CHRISTOFFEL FUNCTIONS AND UNIVERSALITY LIMITS FOR POLYNOMIALS ORTHOGONAL WITH RESPECT TO MEASURES WITH NON-COMPACT SUPPORT

by GRZEGORZ ŚWIDERSKI (POLISH ACADEMY OF SCIENCES)

Location: 200B.02.18, Leuven
Time: Thursday November 8, 2018 at 14:00

Let $\mu$ be a probability measure on the real line with all moments finite. Let $(p_n : n \geq 0)$ be the corresponding sequence of orthonormal polynomials. The associated Christoffel-Darboux kernel is defined by [ K_n(x,y) = \sum_{k=0}^n p_k(x) p_k(y). ] It turns out that in the case when the support of $\mu$ is compact, the limits [ \lim_{n \to \infty} \frac{1}{n} K_n(x, x), \qquad \lim_{n \to \infty} \frac{K_n(x + a/K_n(x,x), x + b/K_n(x,x))}{K_n(x,x)} ] usually exist and its values are pretty universal under weak assumptions on $\mu$. In particular, one can compute the limits even when precise asymptotics of the polynomials is not available. In the case of $\mu$ with non-compact support much less is known.

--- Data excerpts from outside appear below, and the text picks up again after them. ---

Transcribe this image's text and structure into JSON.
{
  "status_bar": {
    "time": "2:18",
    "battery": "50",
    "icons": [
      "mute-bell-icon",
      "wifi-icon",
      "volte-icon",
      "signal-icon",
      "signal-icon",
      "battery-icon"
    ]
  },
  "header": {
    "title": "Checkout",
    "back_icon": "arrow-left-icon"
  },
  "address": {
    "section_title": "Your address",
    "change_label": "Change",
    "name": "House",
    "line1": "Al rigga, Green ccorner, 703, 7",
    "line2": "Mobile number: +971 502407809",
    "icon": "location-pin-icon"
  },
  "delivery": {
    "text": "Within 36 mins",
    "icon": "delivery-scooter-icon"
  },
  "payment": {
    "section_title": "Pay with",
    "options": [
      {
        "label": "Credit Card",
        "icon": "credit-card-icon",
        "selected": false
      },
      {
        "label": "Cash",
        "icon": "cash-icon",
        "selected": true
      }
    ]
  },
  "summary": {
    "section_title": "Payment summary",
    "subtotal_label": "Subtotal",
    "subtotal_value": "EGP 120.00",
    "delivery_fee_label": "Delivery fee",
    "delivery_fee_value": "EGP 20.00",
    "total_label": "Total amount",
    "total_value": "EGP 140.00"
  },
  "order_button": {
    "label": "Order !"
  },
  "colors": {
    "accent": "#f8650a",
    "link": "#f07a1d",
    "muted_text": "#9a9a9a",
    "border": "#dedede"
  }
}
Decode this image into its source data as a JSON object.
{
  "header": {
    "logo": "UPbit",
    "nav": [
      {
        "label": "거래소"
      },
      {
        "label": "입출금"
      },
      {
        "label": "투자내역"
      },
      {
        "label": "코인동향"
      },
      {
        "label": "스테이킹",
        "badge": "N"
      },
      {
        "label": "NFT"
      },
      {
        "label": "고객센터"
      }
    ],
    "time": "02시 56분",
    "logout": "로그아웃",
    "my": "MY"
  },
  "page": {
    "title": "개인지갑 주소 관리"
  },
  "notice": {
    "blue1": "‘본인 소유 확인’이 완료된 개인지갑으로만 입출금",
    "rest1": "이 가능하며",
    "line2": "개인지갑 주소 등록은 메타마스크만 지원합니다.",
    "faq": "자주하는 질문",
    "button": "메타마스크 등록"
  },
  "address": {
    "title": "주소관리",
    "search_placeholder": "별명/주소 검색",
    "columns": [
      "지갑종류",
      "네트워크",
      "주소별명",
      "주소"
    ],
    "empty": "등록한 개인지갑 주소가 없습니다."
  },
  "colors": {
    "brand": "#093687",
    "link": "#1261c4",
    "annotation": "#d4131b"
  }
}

We are going to present some elementary tools to prove the existence of the aforementioned limits under information on the asymptotics of the polynomials. The required information is much weaker than what one usually obtains by using, e.g. Riemann-Hilbert method.

This is a joint work with Bartosz Trojan (Polish Academy of Sciences).